SAVING STUART DIVER
WHO|August 1, 2022
INSIDE THE CELEBRATED RESCUE OF THE TRAGEDY’S SOLE SURVIVOR, AND THE PERILOUS RECOVERY OF THE VICTIMS
Michael Crooks
SAVING STUART DIVER

Even before his world came crashing down around him, Stuart Diver had always been claustrophobic. But when pinned under slabs of concrete and twisted metal after a landslide brought down the lodge where he was living with his wife, Sally, in Thredbo, NSW, panic was not an option.

“When you’re in a total position of no control, you get to a point of calmness,” Diver told WHO in 2012. “Because you can’t do anything about it. It took me five minutes to work that out. There was nothing I could do to get myself out.”

That job was up to an intrepid team of rescuers. It is 25 years since the Thredbo landslide, an unprecedented disaster in Australia that claimed 18 lives, including Sally Diver, 27.

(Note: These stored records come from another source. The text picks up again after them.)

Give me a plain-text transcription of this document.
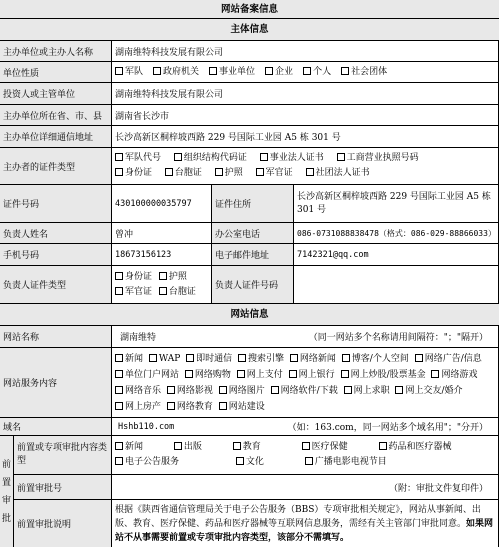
网站备案信息
主体信息
主办单位或主办人名称	湖南维特科技发展有限公司
单位性质	军队	政府机关	事业单位	企业	个人	社会团体
投资人或主管单位	湖南维特科技发展有限公司
主办单位所在省、市、县	湖南省长沙市
主办单位详细通信地址	长沙高新区桐梓坡西路 229 号国际工业园 A5 栋 301 号
主办者的证件类型
军队代号	组织结构代码证	事业法人证书	工商营业执照号码
身份证	台胞证	护照	军官证	社团法人证书
证件号码	430100000035797	证件住所
长沙高新区桐梓坡西路 229 号国际工业园 A5 栋 301 号
负责人姓名	曾冲	办公室电话	086-0731088838478（格式：086-029-88866033）
手机号码	18673156123	电子邮件地址	7142321@qq.com
负责人证件类型
身份证 护照
军官证 台胞证
负责人证件号码
网站信息
网站名称	湖南维特	（同一网站多个名称请用间隔符："；"隔开）
网站服务内容
新闻 WAP 即时通信 搜索引擎 网络新闻 博客/个人空间 网络广告/信息 单位门户网站 网络购物 网上支付 网上银行 网上炒股/股票基金 网络游戏 网络音乐 网络影视 网络图片 网络软件/下载 网上求职 网上交友/婚介 网上房产 网络教育 网站建设
域名	Hshb110.com	（如：163.com，同一网站多个域名用"；"分开）
前
置
审
批
前置或专项审批内容类型
新闻	出版	教育	医疗保健	药品和医疗器械
电子公告服务	文化	广播电影电视节目
前置审批号	（附：审批文件复印件）
前置审批说明
根据《陕西省通信管理局关于电子公告服务（BBS）专项审批相关规定》，网站从事新闻、出版、教育、医疗保健、药品和医疗器械等互联网信息服务，需经有关主管部门审批同意。如果网站不从事需要前置或专项审批内容类型，该部分不需填写。
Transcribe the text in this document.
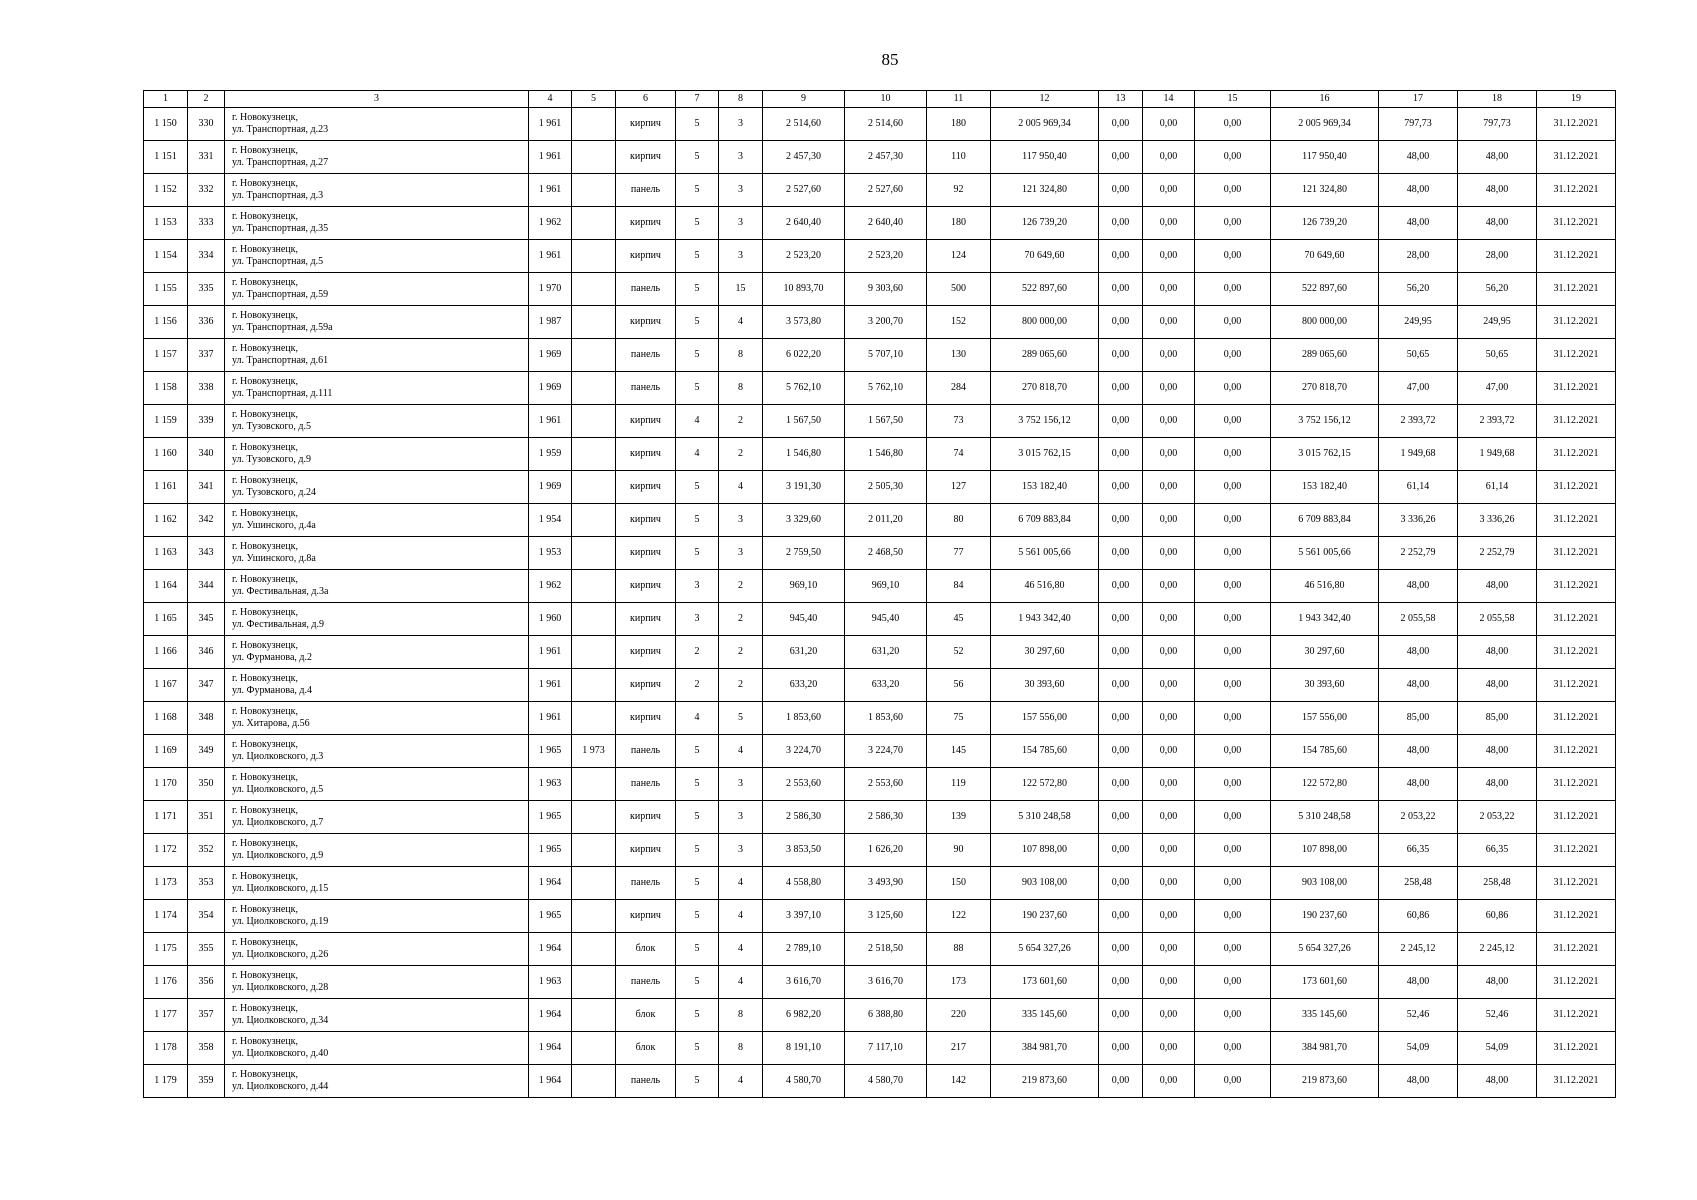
85
1	2	3	4	5	6	7	8	9	10	11	12	13	14	15	16	17	18	19
1 150	330	г. Новокузнецк,
ул. Транспортная, д.23	1 961		кирпич	5	3	2 514,60	2 514,60	180	2 005 969,34	0,00	0,00	0,00	2 005 969,34	797,73	797,73	31.12.2021
1 151	331	г. Новокузнецк,
ул. Транспортная, д.27	1 961		кирпич	5	3	2 457,30	2 457,30	110	117 950,40	0,00	0,00	0,00	117 950,40	48,00	48,00	31.12.2021
1 152	332	г. Новокузнецк,
ул. Транспортная, д.3	1 961		панель	5	3	2 527,60	2 527,60	92	121 324,80	0,00	0,00	0,00	121 324,80	48,00	48,00	31.12.2021
1 153	333	г. Новокузнецк,
ул. Транспортная, д.35	1 962		кирпич	5	3	2 640,40	2 640,40	180	126 739,20	0,00	0,00	0,00	126 739,20	48,00	48,00	31.12.2021
1 154	334	г. Новокузнецк,
ул. Транспортная, д.5	1 961		кирпич	5	3	2 523,20	2 523,20	124	70 649,60	0,00	0,00	0,00	70 649,60	28,00	28,00	31.12.2021
1 155	335	г. Новокузнецк,
ул. Транспортная, д.59	1 970		панель	5	15	10 893,70	9 303,60	500	522 897,60	0,00	0,00	0,00	522 897,60	56,20	56,20	31.12.2021
1 156	336	г. Новокузнецк,
ул. Транспортная, д.59а	1 987		кирпич	5	4	3 573,80	3 200,70	152	800 000,00	0,00	0,00	0,00	800 000,00	249,95	249,95	31.12.2021
1 157	337	г. Новокузнецк,
ул. Транспортная, д.61	1 969		панель	5	8	6 022,20	5 707,10	130	289 065,60	0,00	0,00	0,00	289 065,60	50,65	50,65	31.12.2021
1 158	338	г. Новокузнецк,
ул. Транспортная, д.111	1 969		панель	5	8	5 762,10	5 762,10	284	270 818,70	0,00	0,00	0,00	270 818,70	47,00	47,00	31.12.2021
1 159	339	г. Новокузнецк,
ул. Тузовского, д.5	1 961		кирпич	4	2	1 567,50	1 567,50	73	3 752 156,12	0,00	0,00	0,00	3 752 156,12	2 393,72	2 393,72	31.12.2021
1 160	340	г. Новокузнецк,
ул. Тузовского, д.9	1 959		кирпич	4	2	1 546,80	1 546,80	74	3 015 762,15	0,00	0,00	0,00	3 015 762,15	1 949,68	1 949,68	31.12.2021
1 161	341	г. Новокузнецк,
ул. Тузовского, д.24	1 969		кирпич	5	4	3 191,30	2 505,30	127	153 182,40	0,00	0,00	0,00	153 182,40	61,14	61,14	31.12.2021
1 162	342	г. Новокузнецк,
ул. Ушинского, д.4а	1 954		кирпич	5	3	3 329,60	2 011,20	80	6 709 883,84	0,00	0,00	0,00	6 709 883,84	3 336,26	3 336,26	31.12.2021
1 163	343	г. Новокузнецк,
ул. Ушинского, д.8а	1 953		кирпич	5	3	2 759,50	2 468,50	77	5 561 005,66	0,00	0,00	0,00	5 561 005,66	2 252,79	2 252,79	31.12.2021
1 164	344	г. Новокузнецк,
ул. Фестивальная, д.3а	1 962		кирпич	3	2	969,10	969,10	84	46 516,80	0,00	0,00	0,00	46 516,80	48,00	48,00	31.12.2021
1 165	345	г. Новокузнецк,
ул. Фестивальная, д.9	1 960		кирпич	3	2	945,40	945,40	45	1 943 342,40	0,00	0,00	0,00	1 943 342,40	2 055,58	2 055,58	31.12.2021
1 166	346	г. Новокузнецк,
ул. Фурманова, д.2	1 961		кирпич	2	2	631,20	631,20	52	30 297,60	0,00	0,00	0,00	30 297,60	48,00	48,00	31.12.2021
1 167	347	г. Новокузнецк,
ул. Фурманова, д.4	1 961		кирпич	2	2	633,20	633,20	56	30 393,60	0,00	0,00	0,00	30 393,60	48,00	48,00	31.12.2021
1 168	348	г. Новокузнецк,
ул. Хитарова, д.56	1 961		кирпич	4	5	1 853,60	1 853,60	75	157 556,00	0,00	0,00	0,00	157 556,00	85,00	85,00	31.12.2021
1 169	349	г. Новокузнецк,
ул. Циолковского, д.3	1 965	1 973	панель	5	4	3 224,70	3 224,70	145	154 785,60	0,00	0,00	0,00	154 785,60	48,00	48,00	31.12.2021
1 170	350	г. Новокузнецк,
ул. Циолковского, д.5	1 963		панель	5	3	2 553,60	2 553,60	119	122 572,80	0,00	0,00	0,00	122 572,80	48,00	48,00	31.12.2021
1 171	351	г. Новокузнецк,
ул. Циолковского, д.7	1 965		кирпич	5	3	2 586,30	2 586,30	139	5 310 248,58	0,00	0,00	0,00	5 310 248,58	2 053,22	2 053,22	31.12.2021
1 172	352	г. Новокузнецк,
ул. Циолковского, д.9	1 965		кирпич	5	3	3 853,50	1 626,20	90	107 898,00	0,00	0,00	0,00	107 898,00	66,35	66,35	31.12.2021
1 173	353	г. Новокузнецк,
ул. Циолковского, д.15	1 964		панель	5	4	4 558,80	3 493,90	150	903 108,00	0,00	0,00	0,00	903 108,00	258,48	258,48	31.12.2021
1 174	354	г. Новокузнецк,
ул. Циолковского, д.19	1 965		кирпич	5	4	3 397,10	3 125,60	122	190 237,60	0,00	0,00	0,00	190 237,60	60,86	60,86	31.12.2021
1 175	355	г. Новокузнецк,
ул. Циолковского, д.26	1 964		блок	5	4	2 789,10	2 518,50	88	5 654 327,26	0,00	0,00	0,00	5 654 327,26	2 245,12	2 245,12	31.12.2021
1 176	356	г. Новокузнецк,
ул. Циолковского, д.28	1 963		панель	5	4	3 616,70	3 616,70	173	173 601,60	0,00	0,00	0,00	173 601,60	48,00	48,00	31.12.2021
1 177	357	г. Новокузнецк,
ул. Циолковского, д.34	1 964		блок	5	8	6 982,20	6 388,80	220	335 145,60	0,00	0,00	0,00	335 145,60	52,46	52,46	31.12.2021
1 178	358	г. Новокузнецк,
ул. Циолковского, д.40	1 964		блок	5	8	8 191,10	7 117,10	217	384 981,70	0,00	0,00	0,00	384 981,70	54,09	54,09	31.12.2021
1 179	359	г. Новокузнецк,
ул. Циолковского, д.44	1 964		панель	5	4	4 580,70	4 580,70	142	219 873,60	0,00	0,00	0,00	219 873,60	48,00	48,00	31.12.2021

The tragedy, which was caused by a leak from a water main on a slope in the Snowy Mountains town, saw the collapse of two lodges late on the evening of July 30, 1997, including the Brindabella Ski Lodge where ski instructor Diver, 27, and Sally, a reservations manager at the local ski resort, lived. The pair had been asleep in their apartment when the landslide hit, and within 30 seconds Sally drowned in a surge of ice-cold water beside her husband.

The disaster galvanised the nation, as TV networks streamed footage of rescuers searching for survivors and bodies within the rubble and ruin. “The hopes of all Australians are with the rescue teams as they carry out the dangerous task of searching for any survivors,” said the Prime Minister at the time, John Howard.